Gun rights advocates in the state point to Vermont’s extremely low crime rate as reason enough to keep the status quo when it comes to background checks for firearms.

According to FBI crime statistics for 2012, Vermont suffered just 2 homicides by firearm, a rate equal to deliberate deaths caused by knives and cutting instruments in the state. These figures are less than half that of Alaska (11) and Wyoming (5), states who share similar total population figures. Further, Vermont’s violent crime rate fell by over 19 percent in 2013 from the previous year, the largest improvement in the country.

Likewise, some lawmakers who would be forced to weigh in on expanding Vermont’s background checks in the future, aren’t sure that more laws will fix the problem of criminals seeking guns.

“The criminal act is being committed by the felon that is trying to illegally obtain a gun, and I don’t think a criminal background check is going to change that,” Republican Rep. Pat Brennan of Colchester told Vermont Public Radio.

National Second Amendment advocates challenged the study not only for its methodology, but its timing.
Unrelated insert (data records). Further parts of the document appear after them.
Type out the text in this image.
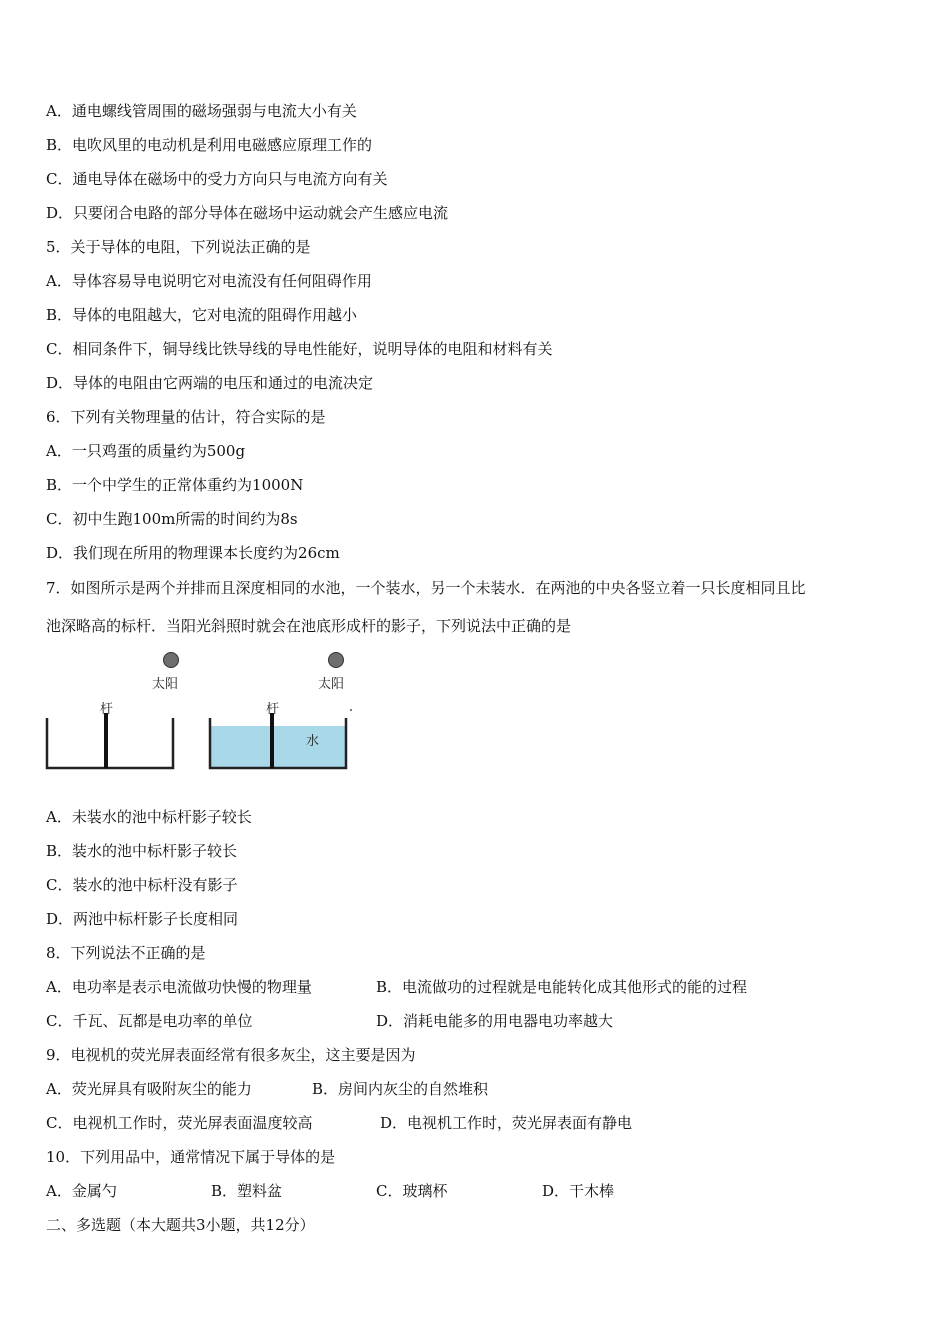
A．通电螺线管周围的磁场强弱与电流大小有关
B．电吹风里的电动机是利用电磁感应原理工作的
C．通电导体在磁场中的受力方向只与电流方向有关
D．只要闭合电路的部分导体在磁场中运动就会产生感应电流
5．关于导体的电阻，下列说法正确的是
A．导体容易导电说明它对电流没有任何阻碍作用
B．导体的电阻越大，它对电流的阻碍作用越小
C．相同条件下，铜导线比铁导线的导电性能好，说明导体的电阻和材料有关
D．导体的电阻由它两端的电压和通过的电流决定
6．下列有关物理量的估计，符合实际的是
A．一只鸡蛋的质量约为500g
B．一个中学生的正常体重约为1000N
C．初中生跑100m所需的时间约为8s
D．我们现在所用的物理课本长度约为26cm
7．如图所示是两个并排而且深度相同的水池，一个装水，另一个未装水．在两池的中央各竖立着一只长度相同且比
池深略高的标杆．当阳光斜照时就会在池底形成杆的影子，下列说法中正确的是
太阳	太阳
杆	杆
水
A．未装水的池中标杆影子较长
B．装水的池中标杆影子较长
C．装水的池中标杆没有影子
D．两池中标杆影子长度相同
8．下列说法不正确的是
A．电功率是表示电流做功快慢的物理量	B．电流做功的过程就是电能转化成其他形式的能的过程
C．千瓦、瓦都是电功率的单位	D．消耗电能多的用电器电功率越大
9．电视机的荧光屏表面经常有很多灰尘，这主要是因为
A．荧光屏具有吸附灰尘的能力	B．房间内灰尘的自然堆积
C．电视机工作时，荧光屏表面温度较高	D．电视机工作时，荧光屏表面有静电
10．下列用品中，通常情况下属于导体的是
A．金属勺	B．塑料盆	C．玻璃杯	D．干木棒
二、多选题（本大题共3小题，共12分）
“This is a template that Bloomberg is using in every state that he is pushing his anti-gun rights agenda,” Alan Gottlieb, the Chairman of the Citizens Committee for the Right to Keep and Bear Arms, told Guns.com Thursday. “He takes a few examples of prohibited individuals buying guns and extrapolates across a data base with no correlation to reality. Unfortunately, the dominant media never questions the false method used and spreads the results like it is the gospel.”

Continuing, Gottlieb explained,  “That along with the millions of dollars Bloomberg spends on public relations to push this false narrative is a danger to the general public getting fair and balanced information to make an informed decision on the gun control debate. That is his intent.”